Mas o melhor está por vir. No fim do texto, ficamos sabendo que somos contrários ao novo Estado porque somos aliados do velho carlismo e de seus representantes na região, a saber: Jusmari e Oziel. Aqui, todas as regras do decoro podem ser procuradas no esgoto a céu aberto de Barreiras, pois provavelmente foram jogadas lá. Entende-se também por que o jornal não quis mencionar o endereço do blog. Qualquer um que lesse os textos poderia constatar de imediato a impostura da afirmação.
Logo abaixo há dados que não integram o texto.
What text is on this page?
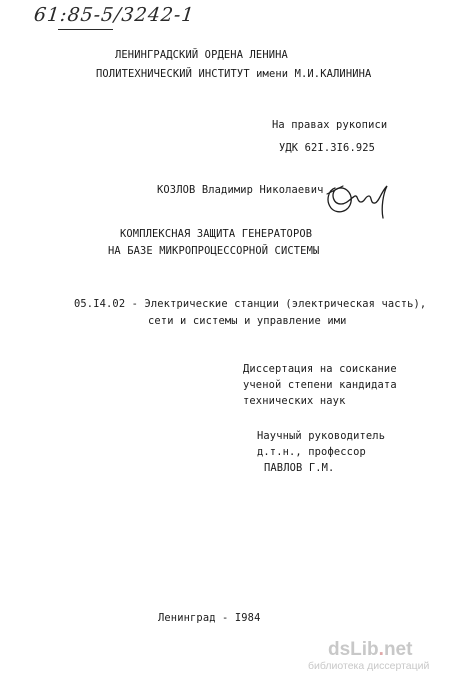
61:85-5/3242-1
ЛЕНИНГРАДСКИЙ ОРДЕНА ЛЕНИНА
ПОЛИТЕХНИЧЕСКИЙ ИНСТИТУТ имени М.И.КАЛИНИНА
На правах рукописи
УДК 62I.3I6.925
КОЗЛОВ Владимир Николаевич
КОМПЛЕКСНАЯ ЗАЩИТА ГЕНЕРАТОРОВ
НА БАЗЕ МИКРОПРОЦЕССОРНОЙ СИСТЕМЫ
05.I4.02 - Электрические станции (электрическая часть),
сети и системы и управление ими
Диссертация на соискание
ученой степени кандидата
технических наук
Научный руководитель
д.т.н., профессор
ПАВЛОВ Г.М.
Ленинград - I984
dsLib.net
библиотека диссертаций
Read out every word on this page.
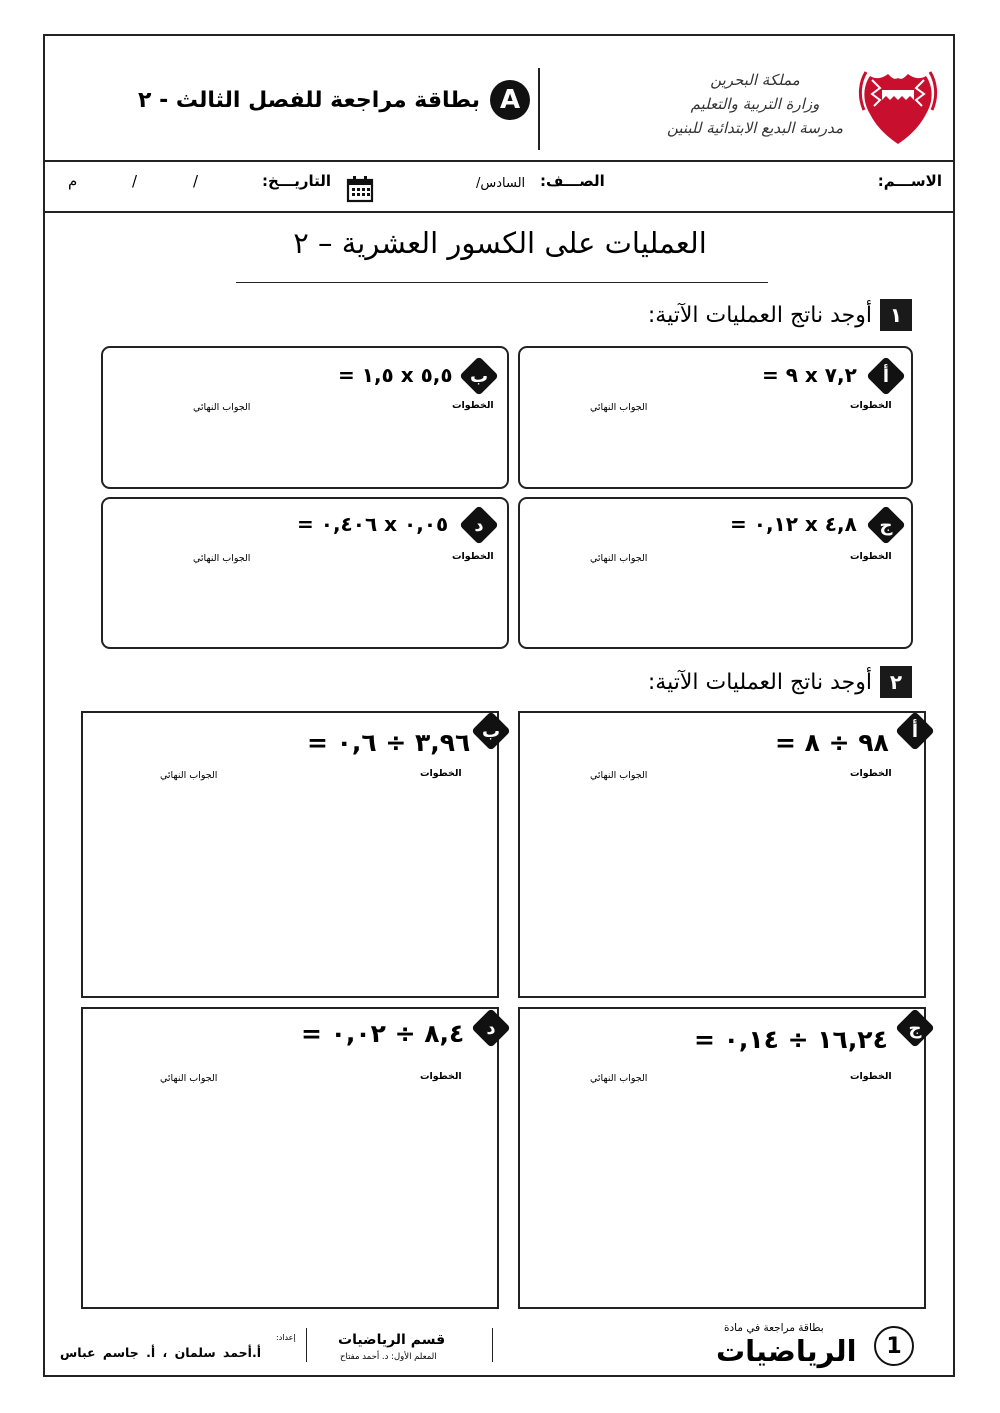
بطاقة مراجعة للفصل الثالث - ٢ A
مملكة البحرين
وزارة التربية والتعليم
مدرسة البديع الابتدائية للبنين
الاســـم:
السادس/ الصـــف:
التاريـــخ:
/
/
م
العمليات على الكسور العشرية – ٢
١
أوجد ناتج العمليات الآتية:
أ
٧,٢ x ٩ =
الخطوات
الجواب النهائي
ب
٥,٥ x ١,٥ =
الخطوات
الجواب النهائي
ج
٤,٨ x ٠,١٢ =
الخطوات
الجواب النهائي
د
٠,٠٥ x ٠,٤٠٦ =
الخطوات
الجواب النهائي
٢
أوجد ناتج العمليات الآتية:
أ
٩٨ ÷ ٨ =
الخطوات
الجواب النهائي
ب
٣,٩٦ ÷ ٠,٦ =
الخطوات
الجواب النهائي
ج
١٦,٢٤ ÷ ٠,١٤ =
الخطوات
الجواب النهائي
د
٨,٤ ÷ ٠,٠٢ =
الخطوات
الجواب النهائي
1
بطاقة مراجعة في مادة
الرياضيات
قسم الرياضيات
المعلم الأول: د. أحمد مفتاح
إعداد:
أ.أحمد سلمان ، أ. جاسم عباس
Além do mais, a prefeita e seu marido engrossam o coro dos favoráveis à criação. Se ela está aliada ao governador da Bahia, que é contra, é por mero oportunismo político. Oportunismo, aliás, que está na essência da motivação da maioria que aí está para defender a ideia de criação do Estado. Do ponto de vista político, essa foi a principal hipótese levantada pelo Blog, ou seja, de que a criação do estado serve, em primeiro lugar, para um oportunismo político, e depois para justificar décadas de incompetência administrativa das cidades da região por seus políticos locais. Todavia, o que era hipótese já teve sua primeira comprovação, dessa vez não por parte dos políticos, mas do Jornal do Estado do São Francisco, que de modo oportunista tenta conquistar a simpatia de seus leitores, tentando fazer dos professores os novos vilões da história. Para isso, esconde fonte e distorce ideias.
Se é útil esconder a verdade em prol de uma causa, ainda prefiro estar na companhia de Montaigne. E para que a utilidade não se sobreponha à honestidade, é preciso que a verdade seja dita.